By: Teguh Iman Affandi
Indigenous women show their resilience by making a concrete contribution to their community. The Covid-19 pandemic has not made them worse off, but it showed the public how resilient the indigenous women are. Since the pandemic, they have built a collective farm for self-sufficiency in food.
Meiliana Yumi or called Yumi is a traditional woman of the Penunggu People from Menteng Village Tualang Pusu, North Sumatra. Yumi is the driving force in her ancestral territory to manage their ulayat land. Currently, Yumi is active in PEREMPUAN AMAN, the organizational wing of the Indigenous Peoples Alliance of the Archipelago (AMAN). Her role is the National Council for the Sumatra region.
Yumi and indigenous women in the Rakyat Penunggu’s ancestral territory started a movement to manage ancestral lands in 2018. “Initially, not all indigenous women were interested in managing ancestral lands,” said Yumi. The reason is that not all indigenous women work in their villages. Yumi said many indigenous women work as labourers in the city, so they do not have time to manage ancestral lands.

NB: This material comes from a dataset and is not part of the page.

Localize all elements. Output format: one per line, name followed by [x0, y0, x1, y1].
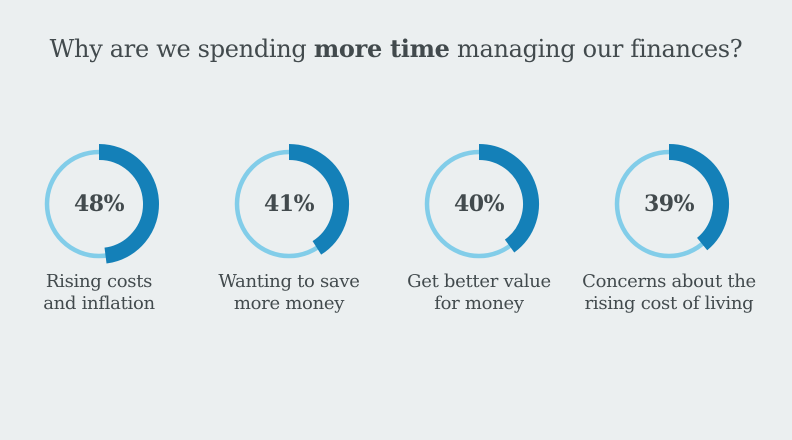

The farm’s products, they produce, include vegetables, chilli, corn, rice, and fruits. “In my village, We plant a lot of vegetables, corn, and beans,” said Yumi.
In 2020, the first case of Covid-19 occurred in Indonesia. The government has also implemented social restrictions at every level of the administrative area, including Deli Serdang Regency, where the Rakyat Penunggu’s ancestral territory is located.
The indigenous women of the Rakyat Penunggu also followed the government instructions about preventing Covid-19. They suspended the religious weekly gathering. “We are aware of the virus, so we try to fence ourselves in,” said Yumi.
The impact that Yumi saw was massive layoffs. “Many indigenous women have been laid off from work,” said Yumi.
Amid a difficult situation, the collective farm echoed by Yumi and other indigenous women of the Rakyat Penunggu was able to become a solution to the food crisis in their Regency. “What we plant can contribute beyond our ancestral territory,” said Yumi.
The location of the ancestral territory, which is not far from the city, makes many city dwellers come to the collective farm to ask for food supply. “Yes, we allow them to have our food, as long as they do not sell it back,” said Yumi.